Hollywood vs. the Net

Overbearing laws aren’t the answer to copyright problems

Wednesday, June 1, 2011

Patrick Leahy, the senior Democrat from Vermont and chairman of the Senate Judiciary Committee, has devoted much of his legislative career to defending civil liberties. In recent years, he has led a rearguard action to check the abuse of the sweeping surveillance powers the federal government claims under the Patriot Act. For weeks, he's been working with Kentucky's firebrand libertarian Sen. Rand Paul to phase out the law's most egregious provisions. And though Sen. Leahy hasn't met with much success, one can't question his sincerity in seeking to protect our constitutional freedoms.

So why is it that Leahy is pushing Protect IP, a legislative proposal that threatens to unleash a torrent of censorship? Sen.

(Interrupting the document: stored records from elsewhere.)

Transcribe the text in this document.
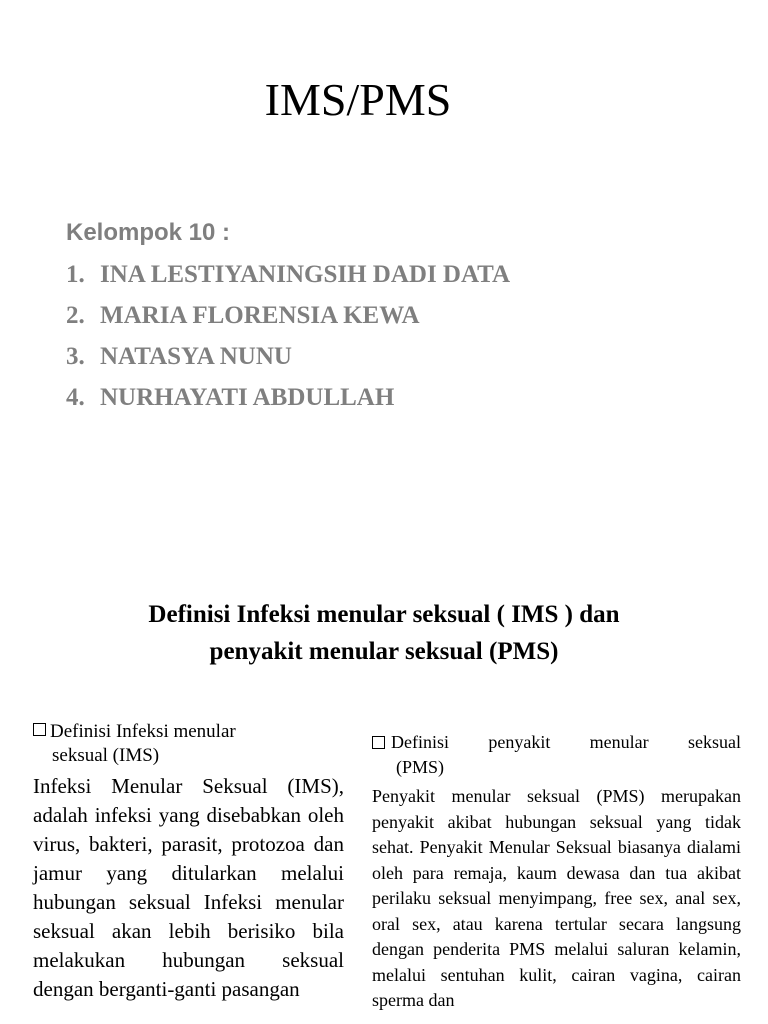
IMS/PMS
Kelompok 10 :
1. INA LESTIYANINGSIH DADI DATA
2. MARIA FLORENSIA KEWA
3. NATASYA NUNU
4. NURHAYATI ABDULLAH
Definisi Infeksi menular seksual ( IMS ) dan
penyakit menular seksual (PMS)
Definisi Infeksi menular
seksual (IMS)
Infeksi Menular Seksual (IMS), adalah infeksi yang disebabkan oleh virus, bakteri, parasit, protozoa dan jamur yang ditularkan melalui hubungan seksual Infeksi menular seksual akan lebih berisiko bila melakukan hubungan seksual dengan berganti-ganti pasangan
Definisi penyakit menular seksual
(PMS)
Penyakit menular seksual (PMS) merupakan penyakit akibat hubungan seksual yang tidak sehat. Penyakit Menular Seksual biasanya dialami oleh para remaja, kaum dewasa dan tua akibat perilaku seksual menyimpang, free sex, anal sex, oral sex, atau karena tertular secara langsung dengan penderita PMS melalui saluran kelamin, melalui sentuhan kulit, cairan vagina, cairan sperma dan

Ron Wyden, an Oregon Democrat who has been a staunch ally of Leahy in the Patriot Act fight, has taken the extraordinary step of putting a hold on Protect IP, a sign that he at least understands that it would, in his words, "muzzle speech and stifle innovation and economic growth" by crippling the Internet.

The simple answer is that Leahy, like most members of Congress, has chosen sides in the long-running war between Hollywood and the Internet. Hollywood, led by the Motion Picture Association of America and the Recording Industry Association of America, has been fighting to preserve its old business models in a changing environment. Hollywood's key weapon has been its massive political influence, which it has used to advance legislation like Protect IP.

Protect IP claims to be about combating online piracy, hence the bill's clever name (it stands for Preventing Real Online Threats to Economic Creativity and Theft of Intellectual Property). Yet in the name of policing copyright violations, Protect IP effectively makes it a felony to link to a website that is accused — that's right, only accused — of being devoted to copyright infringement. As Google executive chairman Eric Schmidt explained to a press conference in London, Protect IP and laws like it will prove a "disastrous precedent" for free speech. He is absolutely right. Linking is the fundamental building block of the Internet, and hyperlinks are a form of free speech protected under the Constitution. Once the United States government starts messing with hyperlinks, every two-bit dictatorship on the planet will have carte blanche to do the same.

At its heart, Protect IP represents a form of legislative tinkering with domain name systems, or DNSs, which assign URLs to IP addresses. Sites that are deemed objectionable will have their domain names blocked. In case you think this process of declaring sites guilty will involve the due process rights that citizens of a free country have come to expect, think again. Sites can petition the federal government only after they've been blocked. Picture it: a judicial system in which defendants are thrown in jail without a trial, yet who can, from the comfort of their cell, request the courtesy of a hearing. Many guilty criminals would get locked up, and that's all well and good. The trouble is that many innocents will also get caught up in the net.

The worst part is that, as a number of DNS specialists have made clear, Protect IP will do little to limit access to sites that infringe on copyrights. Blocking a domain name is a bit like saying that no one is allowed to refer to me as "Reihan Salam" ever again. People will just call me "Ro Ro" or "3782643317," and I will hand them a pirated copy of the first season of "Boardwalk Empire." In a similar vein, users can just access IP addresses directly, or use shadow registration systems that work around the big Internet service providers. This would undermine the universality of domain names and, in effect, break the Internet into hundreds of pieces, many of which will go deep underground, where serious crime can flourish. The big ISPs won't be able to police this new underground, and neither will the feds. And so the war on the Internet will become a Vietnam-like quagmire.

Rather than fight an unwinnable war against the Internet, Hollywood needs to adapt. The real threat to the big entertainment conglomerates isn't file-sharing. Though file-sharing reduces revenues for recorded copies of movies and music, iTunes has demonstrated that consumers will pay for convenience. As UCLA sociologist Gabriel Rossman has argued, a far greater challenge to the existing entertainment industry is the rise of a la carte pricing. When consumers can buy an individual television program without paying for a premium cable package, they make it very difficult for content creators to invest in expensive, ambitious new programming. The result is that either the number of new programs will decline or production values will plummet. It's no wonder that many in the entertainment industry are terrified of the future.

To really win the hearts and minds of consumers, Hollywood needs to recapture the inventiveness and the risk-taking that defined its earliest days. The good news is that at least some entertainment execs are breaking out of their defensive crouch and embracing promising new business models, like the streaming-content site Hulu that mixes free and premium paid content. Once Hollywood learns to stop pouring money into lawyers and lobbyists and start putting it in the hands of tech-savvy visionaries, we'll all be better off.